The appellate court focused its review on Civil Code section 2982.5, subsection d, the portion of Rees-Levering pertaining to seller assisted loans, rather than section 2982.5, subsection b, pertaining to bona fide credit sales. (Both types of transactions require that a down payment be returned where financing is denied and the seller refuses to proceed with the transaction. The significant difference between these transactions is that a dealer can receive a commission for bona fide credit sale made pursuant to a conditional sales contract, but cannot receive such a commission in a seller assisted loan transaction.) A bona fide credit sale under the Rees-Levering Auto Sales Finance Act requires the seller to rescind if it cannot obtain financing and does not wish to finance the transaction itself. The Court found that the dealer never intended to make credit sales, because it did not return the down payments in a large number of transactions and breached the terms of the conditional sales contracts itself, which required the return of the down payments. The Court reasoned that the foregoing, when coupled with the dealer’s knowledge of the financial services industry, and his invitations to consumers to sue him in response to their request for a return of their down payment, indicated he only intended to be bound by the provisions of the conditional sales contracts if financing was obtained from a third-party. The Court thus concluded these transactions were really seller assisted loans, where the dealer intended only to contract with the purchaser if the financing was secured. On that basis the Court of Appeal affirmed the conditional revocation of the dealer license, finding that the dealer violated Rees-Levering’s provisions on seller assisted loan transactions which require that down payments be returned when the financing cannot be secured.

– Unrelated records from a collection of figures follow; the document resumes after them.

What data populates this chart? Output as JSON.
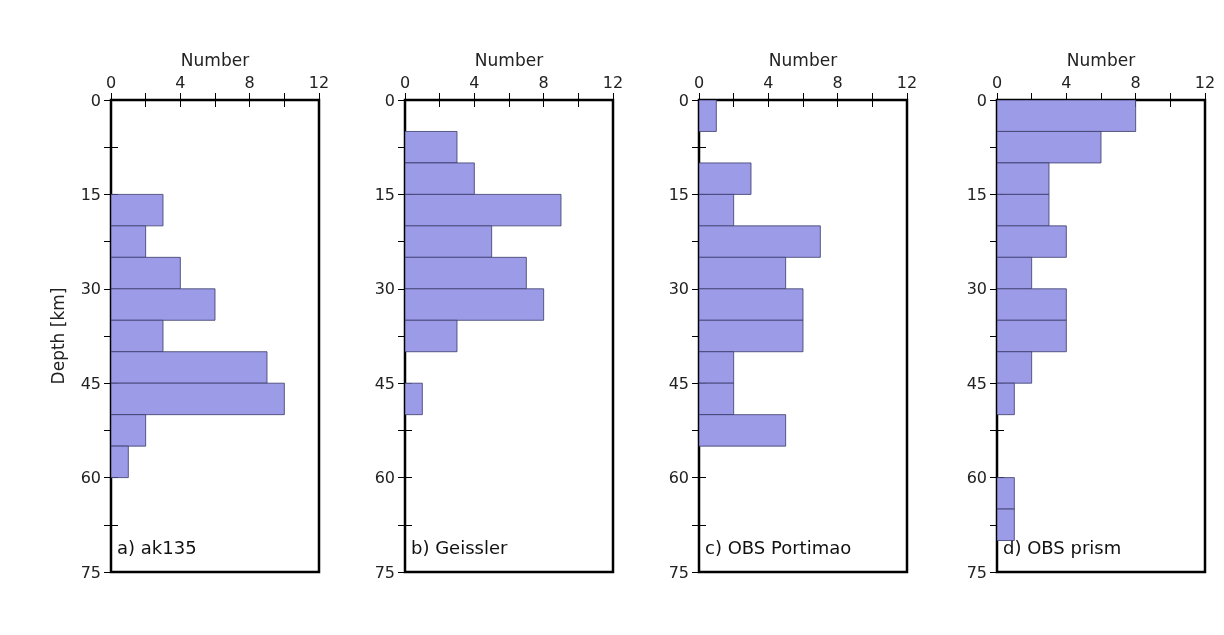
{
  "chart_data": [
    {
      "type": "histogram",
      "orientation": "horizontal",
      "xlabel": "Number",
      "ylabel": "Depth [km]",
      "annotations": [
        "a) ak135"
      ],
      "color": "#9b9be8",
      "bins": [
        0,
        5,
        10,
        15,
        20,
        25,
        30,
        35,
        40,
        45,
        50,
        55,
        60,
        65,
        70,
        75
      ],
      "values": [
        0,
        0,
        0,
        3,
        2,
        4,
        6,
        3,
        9,
        10,
        2,
        1,
        0,
        0,
        0
      ],
      "xlim": [
        0,
        12
      ],
      "xticks": [
        0,
        {
          "value": 2,
          "label": null
        },
        4,
        {
          "value": 6,
          "label": null
        },
        8,
        {
          "value": 10,
          "label": null
        },
        12
      ],
      "ylim": [
        75,
        0
      ],
      "yticks": [
        0,
        {
          "value": 7.5,
          "label": null
        },
        15,
        {
          "value": 22.5,
          "label": null
        },
        30,
        {
          "value": 37.5,
          "label": null
        },
        45,
        {
          "value": 52.5,
          "label": null
        },
        60,
        {
          "value": 67.5,
          "label": null
        },
        75
      ],
      "grid": false
    },
    {
      "type": "histogram",
      "orientation": "horizontal",
      "xlabel": "Number",
      "annotations": [
        "b) Geissler"
      ],
      "color": "#9b9be8",
      "bins": [
        0,
        5,
        10,
        15,
        20,
        25,
        30,
        35,
        40,
        45,
        50,
        55,
        60,
        65,
        70,
        75
      ],
      "values": [
        0,
        3,
        4,
        9,
        5,
        7,
        8,
        3,
        0,
        1,
        0,
        0,
        0,
        0,
        0
      ],
      "xlim": [
        0,
        12
      ],
      "xticks": [
        0,
        {
          "value": 2,
          "label": null
        },
        4,
        {
          "value": 6,
          "label": null
        },
        8,
        {
          "value": 10,
          "label": null
        },
        12
      ],
      "ylim": [
        75,
        0
      ],
      "yticks": [
        0,
        {
          "value": 7.5,
          "label": null
        },
        15,
        {
          "value": 22.5,
          "label": null
        },
        30,
        {
          "value": 37.5,
          "label": null
        },
        45,
        {
          "value": 52.5,
          "label": null
        },
        60,
        {
          "value": 67.5,
          "label": null
        },
        75
      ],
      "grid": false
    },
    {
      "type": "histogram",
      "orientation": "horizontal",
      "xlabel": "Number",
      "annotations": [
        "c) OBS Portimao"
      ],
      "color": "#9b9be8",
      "bins": [
        0,
        5,
        10,
        15,
        20,
        25,
        30,
        35,
        40,
        45,
        50,
        55,
        60,
        65,
        70,
        75
      ],
      "values": [
        1,
        0,
        3,
        2,
        7,
        5,
        6,
        6,
        2,
        2,
        5,
        0,
        0,
        0,
        0
      ],
      "xlim": [
        0,
        12
      ],
      "xticks": [
        0,
        {
          "value": 2,
          "label": null
        },
        4,
        {
          "value": 6,
          "label": null
        },
        8,
        {
          "value": 10,
          "label": null
        },
        12
      ],
      "ylim": [
        75,
        0
      ],
      "yticks": [
        0,
        {
          "value": 7.5,
          "label": null
        },
        15,
        {
          "value": 22.5,
          "label": null
        },
        30,
        {
          "value": 37.5,
          "label": null
        },
        45,
        {
          "value": 52.5,
          "label": null
        },
        60,
        {
          "value": 67.5,
          "label": null
        },
        75
      ],
      "grid": false
    },
    {
      "type": "histogram",
      "orientation": "horizontal",
      "xlabel": "Number",
      "annotations": [
        "d) OBS prism"
      ],
      "color": "#9b9be8",
      "bins": [
        0,
        5,
        10,
        15,
        20,
        25,
        30,
        35,
        40,
        45,
        50,
        55,
        60,
        65,
        70,
        75
      ],
      "values": [
        8,
        6,
        3,
        3,
        4,
        2,
        4,
        4,
        2,
        1,
        0,
        0,
        1,
        1,
        0
      ],
      "xlim": [
        0,
        12
      ],
      "xticks": [
        0,
        {
          "value": 2,
          "label": null
        },
        4,
        {
          "value": 6,
          "label": null
        },
        8,
        {
          "value": 10,
          "label": null
        },
        12
      ],
      "ylim": [
        75,
        0
      ],
      "yticks": [
        0,
        {
          "value": 7.5,
          "label": null
        },
        15,
        {
          "value": 22.5,
          "label": null
        },
        30,
        {
          "value": 37.5,
          "label": null
        },
        45,
        {
          "value": 52.5,
          "label": null
        },
        60,
        {
          "value": 67.5,
          "label": null
        },
        75
      ],
      "grid": false
    }
  ]
}
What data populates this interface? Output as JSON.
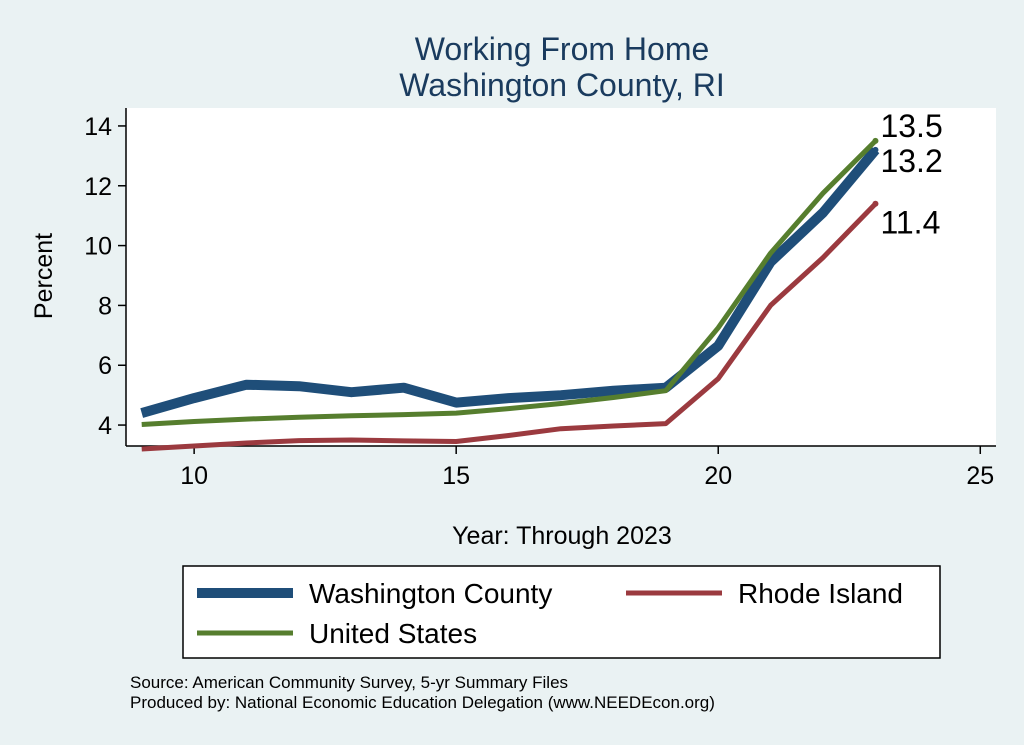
{
  "chart_data": {
    "type": "line",
    "title": [
      "Working From Home",
      "Washington County, RI"
    ],
    "xlabel": "Year: Through 2023",
    "ylabel": "Percent",
    "xlim": [
      8.7,
      25.3
    ],
    "ylim": [
      3.3,
      14.6
    ],
    "xticks": [
      10,
      15,
      20,
      25
    ],
    "yticks": [
      4,
      6,
      8,
      10,
      12,
      14
    ],
    "grid": true,
    "legend_position": "bottom",
    "x": [
      9,
      10,
      11,
      12,
      13,
      14,
      15,
      16,
      17,
      18,
      19,
      20,
      21,
      22,
      23
    ],
    "series": [
      {
        "name": "Washington County",
        "color": "#1f4e79",
        "width": 10,
        "values": [
          4.4,
          4.9,
          5.35,
          5.3,
          5.1,
          5.25,
          4.75,
          4.9,
          5.0,
          5.15,
          5.25,
          6.65,
          9.45,
          11.1,
          13.2
        ],
        "end_label": "13.2"
      },
      {
        "name": "Rhode Island",
        "color": "#9b3a3f",
        "width": 5,
        "values": [
          3.2,
          3.3,
          3.4,
          3.48,
          3.5,
          3.47,
          3.45,
          3.65,
          3.88,
          3.97,
          4.05,
          5.55,
          8.0,
          9.6,
          11.4
        ],
        "end_label": "11.4"
      },
      {
        "name": "United States",
        "color": "#567e2e",
        "width": 5,
        "values": [
          4.02,
          4.12,
          4.2,
          4.26,
          4.31,
          4.35,
          4.4,
          4.55,
          4.72,
          4.92,
          5.15,
          7.25,
          9.75,
          11.75,
          13.5
        ],
        "end_label": "13.5"
      }
    ],
    "notes": [
      "Source: American Community Survey, 5-yr Summary Files",
      "Produced by: National Economic Education Delegation (www.NEEDEcon.org)"
    ]
  }
}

As interesting as one may find the Court’s hyper-technical analysis of the applicable statutory provisions, the most generally applicable moral of this story is that the DMV is aggressive. Due to its power to revoke a license, a DMV enforcement action can literally mean the death of a dealership. What’s more surprising, is that a DMV administrative disciplinary proceeding, or “accusation” that could result in the revocation of a license can be initiated with the provision of notice by certified mail. In other words, do not simply expect legal service from the DMV to come through an agent for service of process. DMV can and does send certified mail to the address on the dealer’s license, the showroom, pursuant to Government Code section 11505. Ensuring mail protocols are followed and that those that sign for mail are held accountable for placing mail before those that need to see it, can literally ensure that a dealer retains the ability to operate.